Dieci anni fa, nel 2015, si trovava ancora in Himalaya, al campo base avanzato dello Shisha Pangma, quando il Nepal fu devastato dal terremoto di magnitudo 8.1. Anche allora Perlino e il suo compagno rimasero illesi, pur vivendo in diretta l’inferno di una delle tragedie più grandi della storia recente del Paese.
La sua carriera non si limita alle grandi vette: nel 2023, insieme a Audisio, ha raggiunto in mountain bike la quota record di 6.961 metri sull’Aconcagua, dimostrando che l’avventura non è soltanto una questione di altitudine, ma di curiosità e libertà. Con lui viaggiavano sempre una videocamera, un taccuino e la convinzione che la montagna fosse prima di tutto un mezzo per conoscere, non un palcoscenico per apparire.
Nel mondo dell’alpinismo, Perlino è apprezzato per la sobrietà e per lo stile “pulito”, lontano dai riflettori e dai social. Non cerca record da esibire, ma percorsi da comprendere. È stato protagonista di traversate su ghiacciai dell’Asia centrale, missioni di solidarietà e trekking in aree remote. Il suo approccio è quello di chi ha scelto di conciliare una vita professionale stabile con la passione per la scoperta, vivendo la montagna come parte di un equilibrio più ampio tra natura e responsabilità.
La spedizione al Panbari rappresentava per lui un ritorno all’Himalaya dopo anni di esperienze diverse. L’obiettivo non era soltanto raggiungere la vetta, ma esplorare una via ancora poco documentata, tracciando un percorso originale. L’impresa, organizzata insieme a Farronato e Caputo, era stata presentata come un progetto di alpinismo “leggero”, rispettoso dell’ambiente e delle popolazioni locali.
Ora di quel viaggio resta solo la paura e l’attesa. Il malore di Perlino — forse dovuto all’altitudine o al freddo estremo — gli ha impedito di partire insieme ai compagni e gli ha permesso, oggi, di essere il solo a raccontare cosa è accaduto. Secondo le prime informazioni, la perturbazione che ha travolto la zona del Campo 1 era imprevista e ha bloccato le squadre in quota. I soccorritori nepalesi hanno raggiunto soltanto una parte della zona, trovando neve profonda e slavine lungo il percorso.

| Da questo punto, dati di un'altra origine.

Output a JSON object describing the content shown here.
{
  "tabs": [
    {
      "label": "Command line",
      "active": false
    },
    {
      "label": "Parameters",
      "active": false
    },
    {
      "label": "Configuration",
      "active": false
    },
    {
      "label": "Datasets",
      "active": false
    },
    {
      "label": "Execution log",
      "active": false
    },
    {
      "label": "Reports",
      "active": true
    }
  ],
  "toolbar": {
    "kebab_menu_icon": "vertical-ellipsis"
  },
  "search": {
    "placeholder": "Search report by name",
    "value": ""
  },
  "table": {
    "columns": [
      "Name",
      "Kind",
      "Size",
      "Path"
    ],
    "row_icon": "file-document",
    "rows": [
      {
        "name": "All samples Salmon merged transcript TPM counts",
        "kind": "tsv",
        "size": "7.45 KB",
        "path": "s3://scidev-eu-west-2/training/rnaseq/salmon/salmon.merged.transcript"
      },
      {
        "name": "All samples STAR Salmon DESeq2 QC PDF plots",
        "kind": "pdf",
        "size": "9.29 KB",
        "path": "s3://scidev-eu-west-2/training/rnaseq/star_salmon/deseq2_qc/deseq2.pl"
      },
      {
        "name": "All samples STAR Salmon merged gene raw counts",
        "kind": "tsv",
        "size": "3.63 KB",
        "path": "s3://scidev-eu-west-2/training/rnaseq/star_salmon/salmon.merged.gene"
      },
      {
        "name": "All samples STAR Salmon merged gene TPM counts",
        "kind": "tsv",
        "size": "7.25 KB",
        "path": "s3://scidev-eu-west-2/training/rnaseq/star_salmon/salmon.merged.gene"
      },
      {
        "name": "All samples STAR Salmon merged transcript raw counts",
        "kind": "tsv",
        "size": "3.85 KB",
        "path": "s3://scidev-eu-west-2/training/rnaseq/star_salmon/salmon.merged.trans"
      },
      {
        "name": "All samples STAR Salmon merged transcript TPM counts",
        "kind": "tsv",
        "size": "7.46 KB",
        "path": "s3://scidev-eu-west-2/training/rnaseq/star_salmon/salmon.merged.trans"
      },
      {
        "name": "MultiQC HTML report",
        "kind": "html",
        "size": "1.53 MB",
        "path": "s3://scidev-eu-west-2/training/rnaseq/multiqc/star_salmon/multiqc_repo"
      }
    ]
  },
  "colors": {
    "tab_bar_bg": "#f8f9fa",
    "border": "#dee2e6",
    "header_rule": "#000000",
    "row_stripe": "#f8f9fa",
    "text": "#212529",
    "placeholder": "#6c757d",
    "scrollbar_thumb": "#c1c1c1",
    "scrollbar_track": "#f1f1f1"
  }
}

Nel frattempo, a Pinerolo, cresce l’ansia per la sorte dei due dispersi. Amici e conoscenti di Perlino, che nella città piemontese è una figura benvoluta, si sono stretti intorno alla famiglia in attesa di aggiornamenti. Chi lo conosce racconta di un uomo preciso, riservato, che non ha mai confuso la passione con l’imprudenza. Un alpinista che ha sempre rispettato le regole, che si è formato nelle sezioni del CAI e che ha costruito la propria esperienza lontano dai clamori mediatici.
Questa volta il destino ha scelto per lui: il corpo provato dal mal di montagna lo ha costretto a fermarsi, proprio mentre i compagni partivano verso l’altopiano ghiacciato del Panbari. E in quel momento, senza saperlo, si è salvato la vita.
Le ricerche proseguono tra le tempeste, con l’aiuto delle guide sherpa e delle autorità locali. La Farnesina segue il caso con attenzione, mantenendo contatti costanti con i familiari dei tre italiani. Ma le speranze, con il passare delle ore, si affievoliscono. In una spedizione che doveva raccontare la forza dell’uomo di fronte alla natura, è stato ancora una volta l’imponderabile a decidere.